At the after-party, one panelist told me that “this is all new to us”. Give. Me. A. Break. It’s only new for those of you who’ve been pretending change is something you get from a dollar bill.

Read the whole thing, it is well worth it.

Update: In other news, the Seattle Post-Intelligencer is the latest major US newspaper to announce that it is going online-only.

Update 2: GalleyCat picks up the story.

On Future Sexuality

Wendy Pearson has set up a blog to continue the discussion about queer sexualities in science fiction that she began with the Queer Universes book. I see that Nicola Griffith has already signed up to contribute.

The opening post makes it clear that the blog is about sexuality, not about gender, and thus I don’t expect it to cover trans issues, excepting of course that trans people can obviously exhibit the full range of human sexuality. There may be the odd attempt to co-opt trans narratives as a sexuality issue, as there was in the book, but hopefully the blog will stay on mission. It is, after all, a good mission.

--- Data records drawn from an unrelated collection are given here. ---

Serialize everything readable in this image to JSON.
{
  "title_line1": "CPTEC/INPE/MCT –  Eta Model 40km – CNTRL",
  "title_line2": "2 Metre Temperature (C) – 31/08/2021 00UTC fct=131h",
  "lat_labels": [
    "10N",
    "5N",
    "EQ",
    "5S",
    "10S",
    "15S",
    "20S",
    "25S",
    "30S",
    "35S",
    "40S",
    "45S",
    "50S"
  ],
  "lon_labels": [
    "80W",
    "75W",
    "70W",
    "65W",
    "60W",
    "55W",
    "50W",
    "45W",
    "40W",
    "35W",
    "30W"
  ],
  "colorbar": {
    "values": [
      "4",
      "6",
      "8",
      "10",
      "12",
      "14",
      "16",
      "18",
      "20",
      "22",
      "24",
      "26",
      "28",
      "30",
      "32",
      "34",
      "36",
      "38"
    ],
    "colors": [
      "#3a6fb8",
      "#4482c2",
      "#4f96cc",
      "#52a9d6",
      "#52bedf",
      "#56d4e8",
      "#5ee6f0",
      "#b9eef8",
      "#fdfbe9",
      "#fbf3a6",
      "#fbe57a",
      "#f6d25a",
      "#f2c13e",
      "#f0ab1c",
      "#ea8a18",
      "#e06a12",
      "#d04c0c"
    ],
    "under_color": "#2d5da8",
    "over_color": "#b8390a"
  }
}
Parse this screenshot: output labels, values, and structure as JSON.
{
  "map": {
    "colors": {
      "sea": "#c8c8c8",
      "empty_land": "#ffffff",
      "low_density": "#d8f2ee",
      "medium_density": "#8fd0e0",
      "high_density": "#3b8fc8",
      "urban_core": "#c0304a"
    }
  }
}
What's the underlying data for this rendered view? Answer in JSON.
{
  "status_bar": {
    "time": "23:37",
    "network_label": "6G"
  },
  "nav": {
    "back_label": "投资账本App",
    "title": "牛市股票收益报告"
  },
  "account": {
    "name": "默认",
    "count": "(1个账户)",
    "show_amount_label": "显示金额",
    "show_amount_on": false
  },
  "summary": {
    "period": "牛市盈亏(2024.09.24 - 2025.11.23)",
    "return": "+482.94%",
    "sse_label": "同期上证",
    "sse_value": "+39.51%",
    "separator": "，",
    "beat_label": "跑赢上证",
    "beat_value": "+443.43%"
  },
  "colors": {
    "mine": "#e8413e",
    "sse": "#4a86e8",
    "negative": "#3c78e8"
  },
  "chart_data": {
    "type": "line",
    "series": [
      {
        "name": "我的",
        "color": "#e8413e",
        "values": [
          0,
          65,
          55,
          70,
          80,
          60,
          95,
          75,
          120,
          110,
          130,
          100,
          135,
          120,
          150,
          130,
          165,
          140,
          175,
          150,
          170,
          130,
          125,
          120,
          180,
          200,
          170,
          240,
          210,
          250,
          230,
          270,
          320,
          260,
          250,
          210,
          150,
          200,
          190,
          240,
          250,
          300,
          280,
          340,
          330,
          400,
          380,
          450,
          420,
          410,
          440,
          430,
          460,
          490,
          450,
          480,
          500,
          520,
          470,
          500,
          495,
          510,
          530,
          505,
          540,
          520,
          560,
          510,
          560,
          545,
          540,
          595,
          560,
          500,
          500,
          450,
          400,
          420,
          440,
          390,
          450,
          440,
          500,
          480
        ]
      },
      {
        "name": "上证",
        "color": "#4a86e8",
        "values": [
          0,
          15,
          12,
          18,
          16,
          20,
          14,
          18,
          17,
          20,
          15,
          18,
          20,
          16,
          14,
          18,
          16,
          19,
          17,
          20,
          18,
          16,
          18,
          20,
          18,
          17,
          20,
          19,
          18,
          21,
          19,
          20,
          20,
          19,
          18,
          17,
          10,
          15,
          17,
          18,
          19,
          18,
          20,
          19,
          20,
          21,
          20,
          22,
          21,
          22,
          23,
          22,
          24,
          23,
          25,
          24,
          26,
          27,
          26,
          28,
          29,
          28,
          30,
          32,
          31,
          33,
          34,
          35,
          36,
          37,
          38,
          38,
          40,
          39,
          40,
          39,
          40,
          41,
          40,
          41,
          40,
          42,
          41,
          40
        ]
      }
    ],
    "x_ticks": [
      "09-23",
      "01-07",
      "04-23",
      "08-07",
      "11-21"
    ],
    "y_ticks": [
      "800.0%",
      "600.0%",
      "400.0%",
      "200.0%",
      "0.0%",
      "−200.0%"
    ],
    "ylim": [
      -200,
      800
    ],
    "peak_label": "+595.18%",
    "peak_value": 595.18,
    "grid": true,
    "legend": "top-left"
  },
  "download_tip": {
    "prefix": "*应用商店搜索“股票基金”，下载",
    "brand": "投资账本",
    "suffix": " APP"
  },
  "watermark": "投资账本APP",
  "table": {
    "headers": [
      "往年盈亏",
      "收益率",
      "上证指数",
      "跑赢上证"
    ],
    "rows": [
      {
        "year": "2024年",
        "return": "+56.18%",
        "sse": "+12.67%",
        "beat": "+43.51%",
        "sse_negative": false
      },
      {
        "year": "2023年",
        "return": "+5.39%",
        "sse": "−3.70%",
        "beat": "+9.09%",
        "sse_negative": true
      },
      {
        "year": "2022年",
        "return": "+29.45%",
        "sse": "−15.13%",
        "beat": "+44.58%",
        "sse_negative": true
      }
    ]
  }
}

Don’t Believe What You Read

I have occasionally expressed the view here that British newspapers are not entirely to be trusted. This is rarely more the case than when they are talking about young people and the Internet. Some of you may remember a few months back a story about a young girl who held a party while her parents were away and advertised it on Facebook, with the result that it was gatecrashed by a huge drunken mob and the house was trashed. Well today The Guardian reports that the girl’s mother has successfully sued eight newspapers and Sky News because most of the story was a complete fabrication. They didn’t even manage to get the social networking site right: the party was advertised on Bebo, not Facebook. And the damage to the house was minimal.

I remember seeing some people blogging about this story when it first broke. Hopefully those who did so will see this too.